Gürcü halkı, Avrasya uygarlığının temellerini hazırlayan ve Helenistik dönemden önce yeryüzünde devlet birlikleri kuran dünyanın en eski halklarından biridir.
Yüzyıllardır yakın komşu olarak yan yana yaşamanın temellerine dayanan siyasal-ekonomik ve kültürel ilişkilerin bir sonucu olarak, Türkiye ve Gürcüstan birbirine oldukça yakınlaşmıştır. Türkiye Gürcüstan için, örneğin Ermenistan ve Azerbaycan gibi, sıradan bir komşu ülke değildir. Türkiye de yandan, uzun zamandır, bir komşu ülke olmanın yanı sıra, sıkıntıya düşen Gürcülerin sığındığı bir ülke olmuştur. Bu “sıkıntı”, tarihsel açıdan sıklıkla iltica edilen ülke rolü oynamıştır. Bu durum, başka etkenlerle birlikte, Gürcü nüfusunun Türkiye topraklarında yerleşmesine yol açmıştır. Beni dinleyenler (okurlarım ) Gürcüstan tarihine eğer bir göz gezdirirse, bu konudaki düşüncelerime kuşkusuz katılacaklardır.
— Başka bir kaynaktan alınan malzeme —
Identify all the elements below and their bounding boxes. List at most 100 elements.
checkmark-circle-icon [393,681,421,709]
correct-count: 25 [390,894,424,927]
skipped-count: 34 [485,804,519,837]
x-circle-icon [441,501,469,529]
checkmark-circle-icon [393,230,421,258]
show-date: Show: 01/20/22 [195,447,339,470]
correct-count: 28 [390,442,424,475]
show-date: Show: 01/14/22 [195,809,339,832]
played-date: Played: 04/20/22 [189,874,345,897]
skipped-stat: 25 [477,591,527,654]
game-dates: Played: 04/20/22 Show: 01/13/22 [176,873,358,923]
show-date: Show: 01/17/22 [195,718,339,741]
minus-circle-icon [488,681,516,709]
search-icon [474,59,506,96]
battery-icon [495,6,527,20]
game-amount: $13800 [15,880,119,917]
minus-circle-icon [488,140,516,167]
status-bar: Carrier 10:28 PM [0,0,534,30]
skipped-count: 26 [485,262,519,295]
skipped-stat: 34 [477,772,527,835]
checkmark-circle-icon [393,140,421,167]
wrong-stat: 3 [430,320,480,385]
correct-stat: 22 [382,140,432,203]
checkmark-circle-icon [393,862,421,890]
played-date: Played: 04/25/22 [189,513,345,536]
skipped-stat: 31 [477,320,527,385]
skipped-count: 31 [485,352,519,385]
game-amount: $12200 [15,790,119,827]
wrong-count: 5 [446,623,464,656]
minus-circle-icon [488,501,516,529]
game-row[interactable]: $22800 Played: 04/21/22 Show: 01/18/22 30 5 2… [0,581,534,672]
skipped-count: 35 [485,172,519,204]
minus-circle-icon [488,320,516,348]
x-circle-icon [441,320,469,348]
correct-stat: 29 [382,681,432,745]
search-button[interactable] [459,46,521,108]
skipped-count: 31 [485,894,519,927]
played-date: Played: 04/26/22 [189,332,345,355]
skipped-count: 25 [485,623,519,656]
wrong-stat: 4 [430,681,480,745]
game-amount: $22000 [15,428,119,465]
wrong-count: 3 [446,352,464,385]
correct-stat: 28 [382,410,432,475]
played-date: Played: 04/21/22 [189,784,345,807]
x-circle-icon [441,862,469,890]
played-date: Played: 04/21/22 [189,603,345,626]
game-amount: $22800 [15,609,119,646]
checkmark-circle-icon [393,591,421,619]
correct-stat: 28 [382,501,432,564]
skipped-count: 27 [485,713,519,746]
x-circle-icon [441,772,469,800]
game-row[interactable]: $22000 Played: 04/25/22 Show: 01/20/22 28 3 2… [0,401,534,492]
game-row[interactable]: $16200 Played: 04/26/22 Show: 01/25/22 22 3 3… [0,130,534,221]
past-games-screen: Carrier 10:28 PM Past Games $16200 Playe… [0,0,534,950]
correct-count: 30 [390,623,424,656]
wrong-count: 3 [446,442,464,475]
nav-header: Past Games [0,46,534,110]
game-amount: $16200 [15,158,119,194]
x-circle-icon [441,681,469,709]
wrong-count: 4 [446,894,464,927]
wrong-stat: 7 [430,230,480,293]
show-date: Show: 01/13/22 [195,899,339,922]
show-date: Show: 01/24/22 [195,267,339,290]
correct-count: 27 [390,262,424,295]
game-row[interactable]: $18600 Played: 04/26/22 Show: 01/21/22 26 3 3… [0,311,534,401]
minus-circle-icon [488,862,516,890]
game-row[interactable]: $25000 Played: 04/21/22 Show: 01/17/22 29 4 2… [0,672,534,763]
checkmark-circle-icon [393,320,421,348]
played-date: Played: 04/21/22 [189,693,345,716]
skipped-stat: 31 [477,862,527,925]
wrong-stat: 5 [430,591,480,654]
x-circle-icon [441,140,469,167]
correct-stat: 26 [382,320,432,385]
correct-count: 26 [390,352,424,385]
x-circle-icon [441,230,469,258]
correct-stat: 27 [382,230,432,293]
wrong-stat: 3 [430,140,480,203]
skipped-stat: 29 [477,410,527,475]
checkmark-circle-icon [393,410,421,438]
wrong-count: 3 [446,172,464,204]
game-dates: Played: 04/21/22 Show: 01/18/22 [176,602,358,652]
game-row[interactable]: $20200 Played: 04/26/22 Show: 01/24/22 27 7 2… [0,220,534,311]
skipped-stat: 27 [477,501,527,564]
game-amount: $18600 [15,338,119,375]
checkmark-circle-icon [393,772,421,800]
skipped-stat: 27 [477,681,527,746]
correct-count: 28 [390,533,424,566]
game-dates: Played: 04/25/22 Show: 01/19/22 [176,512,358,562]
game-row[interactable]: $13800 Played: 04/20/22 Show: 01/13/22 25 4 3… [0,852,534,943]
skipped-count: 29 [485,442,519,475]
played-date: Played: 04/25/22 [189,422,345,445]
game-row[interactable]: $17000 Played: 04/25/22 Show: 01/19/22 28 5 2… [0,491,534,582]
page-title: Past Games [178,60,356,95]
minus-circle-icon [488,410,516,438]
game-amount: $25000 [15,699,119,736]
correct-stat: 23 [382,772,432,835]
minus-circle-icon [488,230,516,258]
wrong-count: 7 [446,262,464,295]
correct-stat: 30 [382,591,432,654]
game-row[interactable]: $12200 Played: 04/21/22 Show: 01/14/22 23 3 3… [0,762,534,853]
Gürcülerin tarihinin, tarih öncesi dönemden başladığı Yunan-Roma ve Arap-Fars kaynaklarından anlaşılmaktadır; bu tarihin başlangıcı yeni kronolojik sistemden onlarca bin yıl öncesinden aramak gerekir. Gürcü halkı, Avrasya uygarlığının temellerini hazırlayan ve Helenistik dönemden önce yer yüzünde devlet birlikleri kuran dünyanın en eski halklarından biridir. Bundan dolayı da Gürcüstan, kısa süre sonra, 2000 yılında, güvenilir yazılı kaynaklara dayanarak devlet kurma geleneğini 3000 yılını kutlayacaktır.
Bu yaşlı tarihin yapıcısı Gürcüstan, büyük şair Grigol Orbeliani’ nin söylediği gibi, her zaman “cesur, konuksever, karayazıya karşı savaşan bir ulustu’ tu. Gürcü ulusu, uzun tarihsel yolu, “karayazıya karşı” savaşarak geçmiştir. Bu halkın vatanı, Tanrı’nın başlangıçtan bu güne bahsettiği Gürcüstan’ı, doğasının ve insanın fiziki ve ruhsal çekiciliğinden dolayı, bu dünyanın cenneti olarak adlandırmışlardır. Bir şair haklı olarak şöyle demiştir:
“Adem’e ve Cennet’e düşsel şarkılar söylerken,
Hep Gürcüstan’ ı ima ediyordu bizim şairler.”
Kitabı Mukaddes’ teki efsanelere göre, bu yer yüzünün yaratıcısının, Azize Bakire Meryem için bir yazgısı vardı.
Anne Meryem’ in ölümlü dünyada yaşaması, bu toprağa sahip çıkması, onun koruması ve bugüne getirmesi, Gürcü halkı için büyük bir kahramanlık değeri taşımıştır. Bizim atalarımız bu toprağı koruyabilmek için kanını vermiş, öte yandan yüzyıllar boyunca sayısız düşman bu toprağa göz dikmiştir. 20. yüzyılın sonunda Abhazya’da ve Samaçablo’da ( Güney Osetya ), dış güçlerin müdahalesiyle uygulanan şiddetle Gürcüstan’ın toprak bütünlüğünün tehlikeye girdiği bir gerçektir. Ancak bütün Gürcüler, bizzat Abhaz, Oset ve Gürcü halklarının duyarlılığıyla, bu kardeş uluslar arasında yüzyıllara dayanan güçlü dostluğu, kardeşliği ve Gürcüstan’ın toprak bütünlüğünü yeniden göreceğimize inanmaktadırlar.